Josemir droeg het rood-zwarte shirt van zijn lievelingsclub Flamengo, Otávio hulde zich dan weer in de wijnrode-groen-witte kleuren van stadsrivaal Fluminense. De rust na 45 minuten werd gehaald bij 0-0. In de tweede helft voelde de scheidsrechter het kriebelen om mee te doen. Otávio verklaarde zich dan maar bereid om als gelegenheidsarbiter de partij tot het einde te leiden. Hij had immers last van zijn knie, een gevolg van een andere pelada.

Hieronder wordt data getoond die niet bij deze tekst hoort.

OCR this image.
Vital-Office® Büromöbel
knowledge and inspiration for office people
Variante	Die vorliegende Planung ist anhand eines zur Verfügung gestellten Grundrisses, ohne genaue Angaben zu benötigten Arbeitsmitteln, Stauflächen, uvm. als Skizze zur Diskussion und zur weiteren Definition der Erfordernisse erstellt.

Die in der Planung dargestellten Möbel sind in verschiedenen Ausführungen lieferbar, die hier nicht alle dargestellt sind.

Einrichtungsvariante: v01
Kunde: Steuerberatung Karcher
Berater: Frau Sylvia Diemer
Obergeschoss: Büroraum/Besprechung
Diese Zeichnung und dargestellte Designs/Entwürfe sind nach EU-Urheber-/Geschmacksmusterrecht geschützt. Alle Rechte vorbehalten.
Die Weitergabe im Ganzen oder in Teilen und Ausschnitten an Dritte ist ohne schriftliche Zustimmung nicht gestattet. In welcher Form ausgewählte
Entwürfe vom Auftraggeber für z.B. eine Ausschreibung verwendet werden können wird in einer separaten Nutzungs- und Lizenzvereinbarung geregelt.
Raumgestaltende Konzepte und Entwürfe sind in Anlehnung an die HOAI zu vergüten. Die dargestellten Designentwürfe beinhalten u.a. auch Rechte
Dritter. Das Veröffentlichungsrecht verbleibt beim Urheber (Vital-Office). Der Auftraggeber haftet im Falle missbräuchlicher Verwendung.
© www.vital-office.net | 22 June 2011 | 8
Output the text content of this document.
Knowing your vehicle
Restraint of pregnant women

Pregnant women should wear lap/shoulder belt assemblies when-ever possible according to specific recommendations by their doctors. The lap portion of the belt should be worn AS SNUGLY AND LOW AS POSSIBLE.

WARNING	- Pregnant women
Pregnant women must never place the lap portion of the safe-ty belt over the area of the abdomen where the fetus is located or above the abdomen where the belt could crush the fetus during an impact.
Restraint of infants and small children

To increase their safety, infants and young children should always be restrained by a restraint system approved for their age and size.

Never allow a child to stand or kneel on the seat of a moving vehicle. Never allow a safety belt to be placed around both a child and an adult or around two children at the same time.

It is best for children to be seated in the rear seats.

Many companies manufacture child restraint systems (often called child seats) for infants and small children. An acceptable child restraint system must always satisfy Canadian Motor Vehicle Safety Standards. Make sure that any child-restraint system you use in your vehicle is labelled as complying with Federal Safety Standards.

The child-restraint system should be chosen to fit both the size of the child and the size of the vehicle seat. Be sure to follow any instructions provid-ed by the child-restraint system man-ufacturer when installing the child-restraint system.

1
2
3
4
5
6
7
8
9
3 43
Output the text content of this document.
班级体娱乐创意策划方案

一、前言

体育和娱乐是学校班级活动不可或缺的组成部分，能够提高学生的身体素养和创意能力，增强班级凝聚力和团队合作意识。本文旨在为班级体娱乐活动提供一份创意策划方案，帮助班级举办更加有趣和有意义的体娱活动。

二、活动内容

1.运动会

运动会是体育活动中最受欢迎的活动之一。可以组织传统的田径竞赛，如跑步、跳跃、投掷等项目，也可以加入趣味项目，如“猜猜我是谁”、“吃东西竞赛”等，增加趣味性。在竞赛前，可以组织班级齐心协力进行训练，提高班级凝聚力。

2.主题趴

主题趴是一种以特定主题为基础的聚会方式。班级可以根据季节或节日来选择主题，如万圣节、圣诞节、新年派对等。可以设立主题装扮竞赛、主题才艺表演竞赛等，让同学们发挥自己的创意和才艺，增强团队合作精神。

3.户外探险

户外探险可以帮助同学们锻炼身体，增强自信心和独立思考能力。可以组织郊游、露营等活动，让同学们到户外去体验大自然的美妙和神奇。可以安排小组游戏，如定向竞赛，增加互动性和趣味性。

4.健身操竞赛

Kort voor het einde van de buurtwedstrijd maakt Josemir een opzichtig harde fout. Otávio fluit en bestraft de aanvaller met een gele kaart. Vreemd genoeg reageert de anders zo rustige Josemir met een zware verbale uithaal. “Steek je voet maar in je reet!” Otávio draait zich om en toont rood. “Eruit!”, roept hij. Josemir raakt buiten zichzelf van woede en stormt op Otávio af, die op de grond valt. Wanneer Otávio opstaat, blinkt in zijn hand het mes dat hij in de zoom van zijn voetbalbroek had gestoken. Tweemaal haalt Otávio uit, hij raakt Josemir in de borst en de schouder. Het gehuil en het daaropvolgende tumult zorgen ervoor dat de messentrekker door een dozijn spelers wordt omsingeld en vastgebonden. Een vriend brengt ondertussen Josemir naar het ziekenhuis, een nichtje volgt hen met haar motorfiets, met Josemirs vrouw Letícia achterop. Maar als ze in de kliniek van Pio XII aankomen, is Josemir al dood.

Vergeefse poging

Terwijl Letícia bij het lijk van haar man blijft, keert Josemirs nichtje totaal ontzet door dit rampzalige nieuws terug naar het voetbalveld. Ze laat daar weten dat haar neef is overleden aan de verwondingen. Nagenoeg het gehele dorp verzamelt rond de radeloze Otávio, die zich probeert te verweren en stamelt: “Ik wilde hem helemaal niet ombrengen.” Die excuses komen echter te laat. Na een schop in de ribben door een omstander en een slag in het gezicht met een losgerukte smalle plank van de afsluiting rond het veld probeert Jorge, de broer van Otávio die ook meespeelde bij de jongeren, tussenbeide te komen. Een vergeefse poging, een van zijn teamgenoten raadt hem aan weg te lopen. “Doe het nu, vooraleer ze ook tegen jou zo tekeergaan.” Jorge volgt het advies. Zijn actie zet wel een alerte buurtbewoner aan om de politie te alarmeren: “Kom snel, anders komen er ongelukken van!” Alleen is er één probleem: de meeste noodoproepen op zondag – de ordehandhavers worden hier wekelijks geconfronteerd met knokpartijen door drugs en alcohol – worden niet langer als prioritair behandeld.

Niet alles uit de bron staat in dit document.